Senti que aquele canto do galo era um privilégio meu naquela manhã. Apesar de que, mesmo morando na capital, ainda tenho o prazer de receber a visita dos beija-flores e canarinhos que vem cantar em minha janela, enamorados da água doce que deixo para eles todos os dias. Mesmo assim, o canto daquele galo me pareceu um som inusitado para quem há tempos não o ouvia de tão perto.
E esse som é também o som de minha infância, das noites de "posar" na casa da vó e encontrar as primas. De comer as quitandas gostosas, o pão fresquinho, a goiabada mole dentro do pão. De subir na goiabeira pra brincar de esconde-esconde, e nos intervalos provar da fruta madura.
E é por isso que esse canto rouco ainda é para mim uma doce nostalgia.

quinta-feira, 31 de março de 2011

O que me falta

A solidão me persegue a vida toda. Apaixonada por mim, não me deixa onde quer que eu vá. Mesmo quando encontrei um verdadeiro amor e achei que, tendo alguém comigo todos os dias de minha vida, eu jamais estaria só, ainda assim, ela encontrou forças para me arrebatar.

E fez uma troca comigo: consegui um amor e perdi todos os amigos.
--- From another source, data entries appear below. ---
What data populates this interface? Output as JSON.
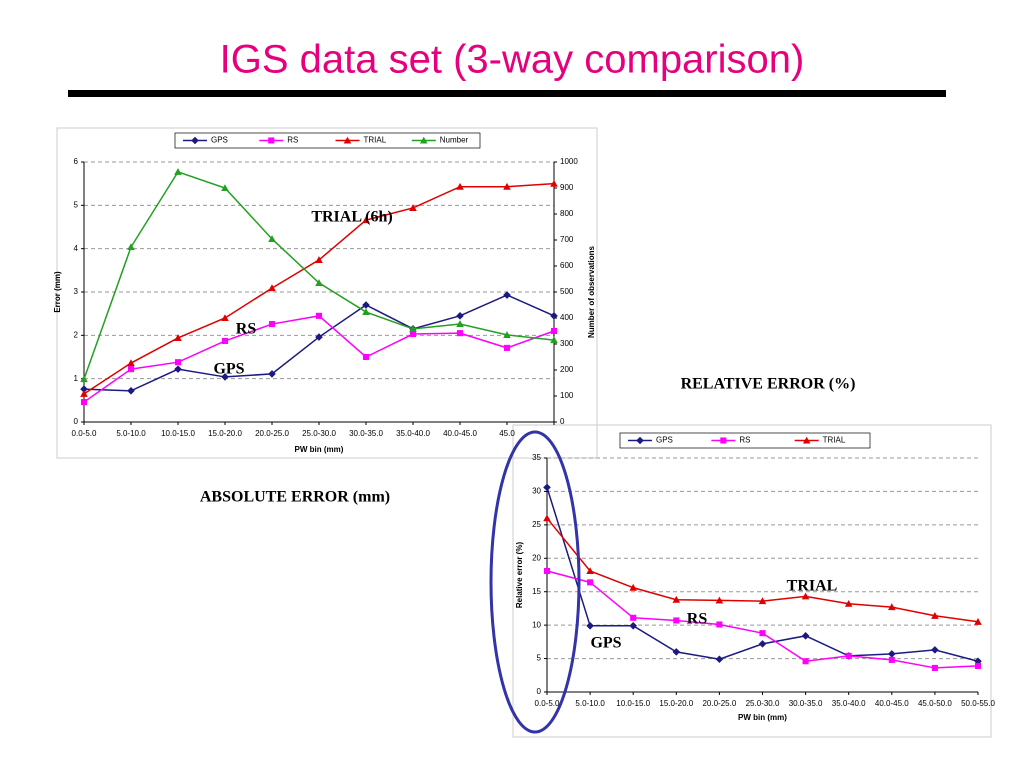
{
  "title": "IGS data set (3-way comparison)",
  "chart_data": [
    {
      "type": "line",
      "xlabel": "PW bin (mm)",
      "ylabel": "Error (mm)",
      "y2label": "Number of observations",
      "categories": [
        "0.0-5.0",
        "5.0-10.0",
        "10.0-15.0",
        "15.0-20.0",
        "20.0-25.0",
        "25.0-30.0",
        "30.0-35.0",
        "35.0-40.0",
        "40.0-45.0",
        "45.0",
        null
      ],
      "series": [
        {
          "name": "GPS",
          "color": "#1a1a80",
          "marker": "diamond",
          "values": [
            0.76,
            0.72,
            1.22,
            1.04,
            1.11,
            1.96,
            2.7,
            2.15,
            2.45,
            2.93,
            2.45
          ]
        },
        {
          "name": "RS",
          "color": "#ff00ff",
          "marker": "square",
          "values": [
            0.46,
            1.22,
            1.38,
            1.87,
            2.26,
            2.45,
            1.5,
            2.03,
            2.05,
            1.71,
            2.1
          ]
        },
        {
          "name": "TRIAL",
          "color": "#e00000",
          "marker": "triangle",
          "values": [
            0.65,
            1.36,
            1.94,
            2.4,
            3.09,
            3.74,
            4.66,
            4.94,
            5.43,
            5.43,
            5.5
          ]
        },
        {
          "name": "Number",
          "color": "#22a022",
          "marker": "triangle",
          "axis": "y2",
          "values": [
            165,
            673,
            962,
            900,
            704,
            535,
            423,
            358,
            377,
            335,
            315
          ]
        }
      ],
      "ylim": [
        0,
        6
      ],
      "yticks": [
        0,
        1,
        2,
        3,
        4,
        5,
        6
      ],
      "y2lim": [
        0,
        1000
      ],
      "y2ticks": [
        0,
        100,
        200,
        300,
        400,
        500,
        600,
        700,
        800,
        900,
        1000
      ],
      "grid": true,
      "annotations": [
        "TRIAL (6h)",
        "RS",
        "GPS"
      ],
      "caption": "ABSOLUTE ERROR (mm)"
    },
    {
      "type": "line",
      "xlabel": "PW bin (mm)",
      "ylabel": "Relative error (%)",
      "categories": [
        "0.0-5.0",
        "5.0-10.0",
        "10.0-15.0",
        "15.0-20.0",
        "20.0-25.0",
        "25.0-30.0",
        "30.0-35.0",
        "35.0-40.0",
        "40.0-45.0",
        "45.0-50.0",
        "50.0-55.0"
      ],
      "series": [
        {
          "name": "GPS",
          "color": "#1a1a80",
          "marker": "diamond",
          "values": [
            30.6,
            9.9,
            9.9,
            6.0,
            4.9,
            7.2,
            8.4,
            5.4,
            5.7,
            6.3,
            4.6
          ]
        },
        {
          "name": "RS",
          "color": "#ff00ff",
          "marker": "square",
          "values": [
            18.1,
            16.4,
            11.1,
            10.7,
            10.1,
            8.8,
            4.6,
            5.4,
            4.8,
            3.6,
            3.9
          ]
        },
        {
          "name": "TRIAL",
          "color": "#e00000",
          "marker": "triangle",
          "values": [
            26.0,
            18.1,
            15.6,
            13.8,
            13.7,
            13.6,
            14.3,
            13.2,
            12.7,
            11.4,
            10.5
          ]
        }
      ],
      "ylim": [
        0,
        35
      ],
      "yticks": [
        0,
        5,
        10,
        15,
        20,
        25,
        30,
        35
      ],
      "grid": true,
      "annotations": [
        "TRIAL",
        "RS",
        "GPS"
      ],
      "caption": "RELATIVE ERROR (%)"
    }
  ]
}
Ela me exilou na mais bela cidade do mundo, para que eu a encontrasse como minha companheira, e dela bebesse como água essencial à vida, e dela fizesse a minha inspiração.

Assim ficamos eu e ela, e só me restou as palavras e todo espaço em branco para preencher... infinito...

As palavras me acompanham nessa luta, mas muitas vezes elas também fogem. Faltam palavras para expressar o que sinto, esse nó na garganta que desce para meu peito e me aperta, como se meu coração ficasse menor, fazendo o sangue escorrer devagar pelas minhas veias, como se um fino ferro fervente corresse pelo meu corpo.

A minha vida passa sem sentido, à procura de paz, à procura do que me falta para sentir-me completa, preenchida. Quero aprender a ser feliz apenas comigo mesma, encontrando em mim a melhor companhia.

Nesses momentos em que me deixo levar pela dor, começo a sentir a falta de todos aqueles que fazem parte da saudade profunda que sinto dos que se foram.

E tudo me falta de maneira tão dolorida... O carinho de mãe, o colo de vó, as histórias de vô, as brincadeiras de irmãos, as comidinhas do pai, o pão de queijo da tia, as conversas com as melhores amigas. E os irmãos que encontrei pelo caminho e achei que fossem pra sempre.

E o que fica são memórias de bons momentos vividos, mas a lembrança de que sempre me faltou algo.

sexta-feira, 28 de maio de 2010

Crônica - Estrangeira


Voltar às origens nos faz perceber o quanto a distância nos modificou. Aquele que deixa sua cidade natal, seu berço, sente uma saudade imensa de detalhes do cotidiano – broa de fubá, doce de leite caipira, pamonha de feira, biscoito de polvilho... Doce sabor de infância! Quentão de festa junina, cocada de festa de São Benedito, garapa da praça... A rua enfeitada pelas quaresmeiras em flor, o colorido dos ipês e seu tapete de flores efêmeras caídas ao chão. O frescor da água mineral tomada direto da mina.
Quando percebemos que todas essas coisas que no passado fizeram parte do cotidiano agora se tornaram especiais, pedaços de memória, doces lembranças, aí a gente percebe que se tornou um pouquinho estrangeiro, porque olha sua casa com olhos de visitante, de turista, que admira aquilo que é diferente, exótico, o que não encontra igual em sua terra.
E como também nos sentimos estrangeiros na terra adotiva, percebe-se que se é estranho em todo lugar, e que já não há mais um lugar para se chamar de seu.
Perde-se a casa, um pouco da identidade, e vive-se sempre à espera de um retorno – mas pra onde?


“O homem que acha a sua pátria agradável não passa de um jovem principiante; aquele para quem todo solo é como o seu próprio já está forte; mas só é perfeito aquele para quem o mundo inteiro é como um país estrangeiro”.